La Loge Saint-Jean d’Écosse adjoignit alors à son nom la mention « de la Vertu Persécutée », qu’elle assortit bientôt du titre de Mère Loge Écossaise d’Avignon, après avoir participé à la création, à Paris, par neuf de ses membres, d’une loge-fille : Saint-Jean d’Écosse du Contrat Social – dont nous aurons l’occasion de parler par ailleurs.
A noter que la Mère Loge d’Avignon ne fut pas étrangère au développement d’un « rite », venu, dit-on de la Mère Loge écossaise de Marseille : le Rite écossais. Dans la cité phocéenne, on pratiquait quatre degrés complémentaires ; ceux-ci furent de neuf en Avignon – dont les degrés de Vrai Maçon et de Rose-Croix philosophique.
Il n’est pas inutile de signaler encore, sans toutefois avoir à le développer, le succès que devait connaître en Avignon le mouvement des Illuminés, créé par Dom Antoine-Joseph Pernety (1716-1801) et qui, de 1782 à la Révolution française, intégra de nombreux maçons. C’est à Pernety que Thory a attribué, dans ses Acta Latomorum, l’invention du grade de Chevalier du Soleil, Prince Adepte ou Clef de la Maçonnerie.

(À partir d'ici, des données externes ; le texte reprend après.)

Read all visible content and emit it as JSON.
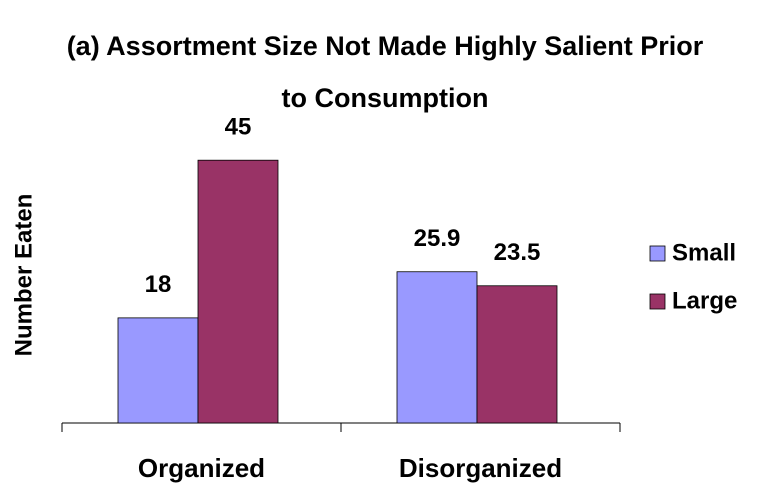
{
  "chart_data": {
    "type": "bar",
    "title": "(a) Assortment Size Not Made Highly Salient Prior to Consumption",
    "y_label": "Number Eaten",
    "categories": [
      "Organized",
      "Disorganized"
    ],
    "series": [
      {
        "name": "Small",
        "color": "#9999ff",
        "values": [
          18,
          25.9
        ]
      },
      {
        "name": "Large",
        "color": "#993366",
        "values": [
          45,
          23.5
        ]
      }
    ],
    "ylim": [
      0,
      50
    ],
    "legend": "right"
  }
}
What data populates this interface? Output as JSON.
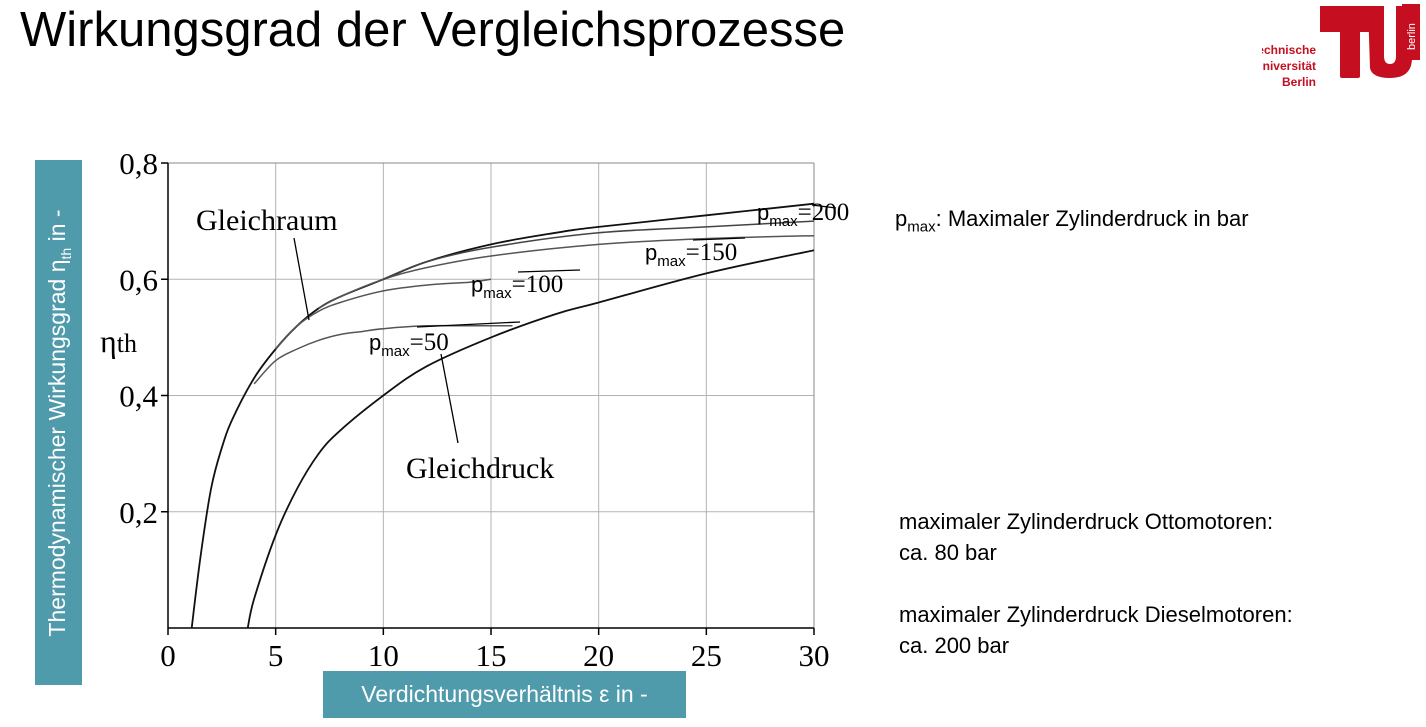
{
  "slide": {
    "title": "Wirkungsgrad der Vergleichsprozesse"
  },
  "logo": {
    "line1": "Technische",
    "line2": "Universität",
    "line3": "Berlin",
    "side_text": "berlin",
    "color": "#c50e1f"
  },
  "axis_labels": {
    "y_main": "Thermodynamischer Wirkungsgrad η",
    "y_sub": "th",
    "y_unit": " in -",
    "x": "Verdichtungsverhältnis ε in -",
    "y_symbol": "η",
    "y_symbol_sub": "th",
    "label_box_color": "#4f9aab"
  },
  "notes": {
    "pmax_symbol": "p",
    "pmax_sub": "max",
    "pmax_text": ": Maximaler Zylinderdruck in bar",
    "otto_line1": "maximaler Zylinderdruck Ottomotoren:",
    "otto_line2": "ca. 80 bar",
    "diesel_line1": "maximaler Zylinderdruck Dieselmotoren:",
    "diesel_line2": "ca. 200 bar"
  },
  "chart_data": {
    "type": "line",
    "xlim": [
      0,
      30
    ],
    "ylim": [
      0,
      0.8
    ],
    "x_ticks": [
      "0",
      "5",
      "10",
      "15",
      "20",
      "25",
      "30"
    ],
    "y_ticks": [
      "0,2",
      "0,4",
      "0,6",
      "0,8"
    ],
    "y_tick_values": [
      0.2,
      0.4,
      0.6,
      0.8
    ],
    "grid": true,
    "series": [
      {
        "name": "Gleichraum",
        "x": [
          1.1,
          1.5,
          2,
          2.5,
          3,
          4,
          5,
          6,
          7,
          8,
          10,
          12,
          15,
          18,
          20,
          25,
          30
        ],
        "y": [
          0.0,
          0.12,
          0.24,
          0.31,
          0.36,
          0.43,
          0.48,
          0.52,
          0.55,
          0.57,
          0.6,
          0.63,
          0.66,
          0.68,
          0.69,
          0.71,
          0.73
        ]
      },
      {
        "name": "Gleichdruck",
        "x": [
          3.7,
          4,
          5,
          6,
          7,
          8,
          10,
          12,
          15,
          18,
          20,
          25,
          30
        ],
        "y": [
          0.0,
          0.05,
          0.16,
          0.24,
          0.3,
          0.34,
          0.4,
          0.45,
          0.5,
          0.54,
          0.56,
          0.61,
          0.65
        ]
      },
      {
        "name": "pmax=50",
        "x": [
          4,
          5,
          6,
          7,
          8,
          9,
          10,
          12,
          14,
          16
        ],
        "y": [
          0.42,
          0.46,
          0.48,
          0.495,
          0.505,
          0.51,
          0.515,
          0.52,
          0.52,
          0.52
        ]
      },
      {
        "name": "pmax=100",
        "x": [
          5,
          6,
          7,
          8,
          10,
          12,
          14,
          15
        ],
        "y": [
          0.48,
          0.52,
          0.545,
          0.56,
          0.58,
          0.59,
          0.595,
          0.6
        ]
      },
      {
        "name": "pmax=150",
        "x": [
          7,
          8,
          10,
          12,
          15,
          20,
          25,
          30
        ],
        "y": [
          0.55,
          0.57,
          0.6,
          0.62,
          0.64,
          0.66,
          0.67,
          0.675
        ]
      },
      {
        "name": "pmax=200",
        "x": [
          10,
          12,
          15,
          20,
          25,
          30
        ],
        "y": [
          0.6,
          0.63,
          0.655,
          0.68,
          0.69,
          0.7
        ]
      }
    ],
    "annotations": [
      {
        "text": "Gleichraum"
      },
      {
        "text": "Gleichdruck"
      },
      {
        "text": "p",
        "sub": "max",
        "tail": "=50"
      },
      {
        "text": "p",
        "sub": "max",
        "tail": "=100"
      },
      {
        "text": "p",
        "sub": "max",
        "tail": "=150"
      },
      {
        "text": "p",
        "sub": "max",
        "tail": "=200"
      }
    ]
  }
}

Nous pourrions, après cet intermède avignonnais, évoquer les orients
• De Lyon, où Jean-Baptiste Willermoz (1730-1824) créa une Grande Loge Provinciale des Maîtres Lyonnais et dressa les plans de son Régime Rectifié ;
• De Metz, où le baron Théodore-Henri de Tschoudy (1727-1769), Commandeur de la Palestine et Grand Écossais d’Écosse de Saint-André, s’efforça d’imposer « les grades vrais, les seuls peut-être qui contiennent le développement de la Maçonnerie » ;
• D’Arras, où un Chapitre Primordial et Métropolitain s’évertua très longtemps à faire reconnaître l’authenticité d’une charte que lui aurait accordée, en 1745, le « prétendant » Charles Édouard alors qu’allant s’embarquer à Nantes celui-ci projetait de reconquérir les trônes d’Angleterre et d’Écosse perdus par son grand-père, Jacques II.
Mais le détour serait trop important ; contentons nous d’admettre qu’au terme de la première moitié du siècle des Lumières, l’Écossisme « symbolique » avait gagné toutes les provinces de France et pouvait aussi conquérir Paris.
• Voir : Les Acta Latomorum ou Chronique de l’Histoire de la Franche Maçonnerie (Claude Antoine Thory, 1825). Les Annales de la Franc-Maçonnerie : Ou Acta Latomorum (Guy Chassagnard, Éditions Alphée – J.-P. Bertrand, 2009).